10.24.2011

Love & Business

This amusing, accurate article neatly summarizes the inevitable fate of the dilettante businessperson. I've run into my share of these folk over the years, all of them deafened to warning advice by the siren song of their chosen retail paramour, usually restaurants. Bookstores once got the same romantic, nostalgic treatment, but the internet put a muddy boot on the throat of that particular daydream.

Guess what, dear dreamers? The psychological gap between working in a cafe because it's fun and romantic and doing the exact same thing because you have to is enormous.

Indeed.
Passion is great, loving your work is great, but a business cares not a fig for anything other than the bottom line.

An example, nearly every bookstore opened here in the last 20 years deployed some variation on the cozy armchair/reading nook theme, even Barnes & Noble. It fits the romantic notion of a bookstore as a sort of extension of the customer's personal library, soft and cozy, in defiance of the hard mercantilism of those other types of businesses.

The reality of a comfortable chair is noted by the author thusly:

But how much of it could we sell? Discarding food as a self-canceling expense at best, the coffee needed to account for all of our profit. We needed to sell roughly $500 of it a day. This kind of money is only achievable through solid foot traffic, but, of course, our cafe was too cozy and charming to pop in for a cup to go. The average coffee-to-stay customer nursed his mocha (i.e., his $5 ticket) for upward of 30 minutes. Don't get me started on people with laptops.

A bookstore is different from a cafe, in that you don't need to actively court turnover to make your nut. But what happens is your comfortable chairs attract not customers, but campers. Vagrants who want to take a load off and read a free book, students who prefer studying in a calm, pleasant store to their own squalid, student infested dwellings.

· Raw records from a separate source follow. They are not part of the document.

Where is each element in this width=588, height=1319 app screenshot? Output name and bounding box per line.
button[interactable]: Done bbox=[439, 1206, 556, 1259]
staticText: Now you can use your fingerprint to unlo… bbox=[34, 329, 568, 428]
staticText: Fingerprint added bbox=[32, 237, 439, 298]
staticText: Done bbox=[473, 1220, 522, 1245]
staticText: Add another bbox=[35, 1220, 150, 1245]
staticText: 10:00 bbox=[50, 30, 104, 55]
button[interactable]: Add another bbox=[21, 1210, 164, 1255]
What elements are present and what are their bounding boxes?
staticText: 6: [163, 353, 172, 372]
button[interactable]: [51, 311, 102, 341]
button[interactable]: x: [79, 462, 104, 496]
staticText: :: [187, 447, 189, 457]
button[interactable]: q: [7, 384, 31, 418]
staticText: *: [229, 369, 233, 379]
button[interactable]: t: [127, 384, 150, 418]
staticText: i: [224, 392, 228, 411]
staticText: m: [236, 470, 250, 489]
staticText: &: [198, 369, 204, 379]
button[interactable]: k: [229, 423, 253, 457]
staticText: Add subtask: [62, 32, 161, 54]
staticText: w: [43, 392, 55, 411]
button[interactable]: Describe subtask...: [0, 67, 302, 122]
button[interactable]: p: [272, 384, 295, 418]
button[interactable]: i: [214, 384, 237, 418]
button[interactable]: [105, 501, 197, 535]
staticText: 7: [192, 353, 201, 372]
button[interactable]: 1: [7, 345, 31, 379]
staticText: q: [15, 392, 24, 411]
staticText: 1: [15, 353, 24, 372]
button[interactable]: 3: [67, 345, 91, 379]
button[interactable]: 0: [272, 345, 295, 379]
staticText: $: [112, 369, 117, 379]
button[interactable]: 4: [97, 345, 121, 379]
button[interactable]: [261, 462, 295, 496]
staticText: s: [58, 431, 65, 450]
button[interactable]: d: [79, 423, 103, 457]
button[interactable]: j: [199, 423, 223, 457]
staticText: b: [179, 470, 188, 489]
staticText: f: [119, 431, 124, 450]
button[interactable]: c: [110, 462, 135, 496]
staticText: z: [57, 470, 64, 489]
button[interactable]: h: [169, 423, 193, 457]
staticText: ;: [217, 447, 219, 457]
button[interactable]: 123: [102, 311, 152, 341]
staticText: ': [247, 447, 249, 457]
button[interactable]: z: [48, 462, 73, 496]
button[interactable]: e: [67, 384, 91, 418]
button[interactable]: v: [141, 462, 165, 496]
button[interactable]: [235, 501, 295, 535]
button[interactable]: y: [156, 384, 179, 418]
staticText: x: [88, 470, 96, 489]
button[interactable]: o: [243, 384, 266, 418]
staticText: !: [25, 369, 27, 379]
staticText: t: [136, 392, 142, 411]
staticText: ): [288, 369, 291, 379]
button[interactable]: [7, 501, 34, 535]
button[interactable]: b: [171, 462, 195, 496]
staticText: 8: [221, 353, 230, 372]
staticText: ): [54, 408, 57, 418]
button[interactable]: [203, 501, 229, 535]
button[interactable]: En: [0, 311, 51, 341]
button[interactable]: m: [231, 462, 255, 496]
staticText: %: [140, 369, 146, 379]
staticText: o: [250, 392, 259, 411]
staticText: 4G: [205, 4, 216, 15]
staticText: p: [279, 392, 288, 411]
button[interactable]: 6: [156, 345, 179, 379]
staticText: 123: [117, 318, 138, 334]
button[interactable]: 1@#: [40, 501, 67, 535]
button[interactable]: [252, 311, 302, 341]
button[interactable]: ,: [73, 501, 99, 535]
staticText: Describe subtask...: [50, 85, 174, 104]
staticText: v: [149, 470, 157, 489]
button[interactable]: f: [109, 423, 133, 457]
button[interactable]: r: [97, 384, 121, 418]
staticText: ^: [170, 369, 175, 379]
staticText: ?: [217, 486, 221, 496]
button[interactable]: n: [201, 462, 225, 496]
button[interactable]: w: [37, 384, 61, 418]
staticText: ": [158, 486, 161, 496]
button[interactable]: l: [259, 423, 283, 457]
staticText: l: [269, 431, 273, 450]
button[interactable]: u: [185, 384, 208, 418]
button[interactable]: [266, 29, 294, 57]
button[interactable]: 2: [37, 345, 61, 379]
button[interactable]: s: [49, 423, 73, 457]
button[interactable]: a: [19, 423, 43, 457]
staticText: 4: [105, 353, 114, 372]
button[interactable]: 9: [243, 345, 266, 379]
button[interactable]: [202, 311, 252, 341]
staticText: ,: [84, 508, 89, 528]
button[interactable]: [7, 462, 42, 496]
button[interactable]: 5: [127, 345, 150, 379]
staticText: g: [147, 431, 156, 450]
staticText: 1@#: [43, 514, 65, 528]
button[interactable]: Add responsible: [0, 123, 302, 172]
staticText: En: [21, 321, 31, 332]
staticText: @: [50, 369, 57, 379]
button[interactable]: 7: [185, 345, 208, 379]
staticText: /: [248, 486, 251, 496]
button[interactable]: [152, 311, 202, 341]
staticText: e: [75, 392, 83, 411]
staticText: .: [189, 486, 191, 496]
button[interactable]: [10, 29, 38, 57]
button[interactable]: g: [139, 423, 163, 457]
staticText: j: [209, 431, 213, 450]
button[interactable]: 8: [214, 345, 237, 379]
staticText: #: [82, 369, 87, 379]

And these non-customers prevent customers from using the chairs as you intended- as an inviting transition between the bookshelves and the cash register.

Too many retail entrepreneurs cling to their vision of that cozy chair long after it's been colonized by confirmed non-customers. Being in business demands a certain level of gimlet-eyed realism, ideally swept basilisk-like across the vista before the doors open wide.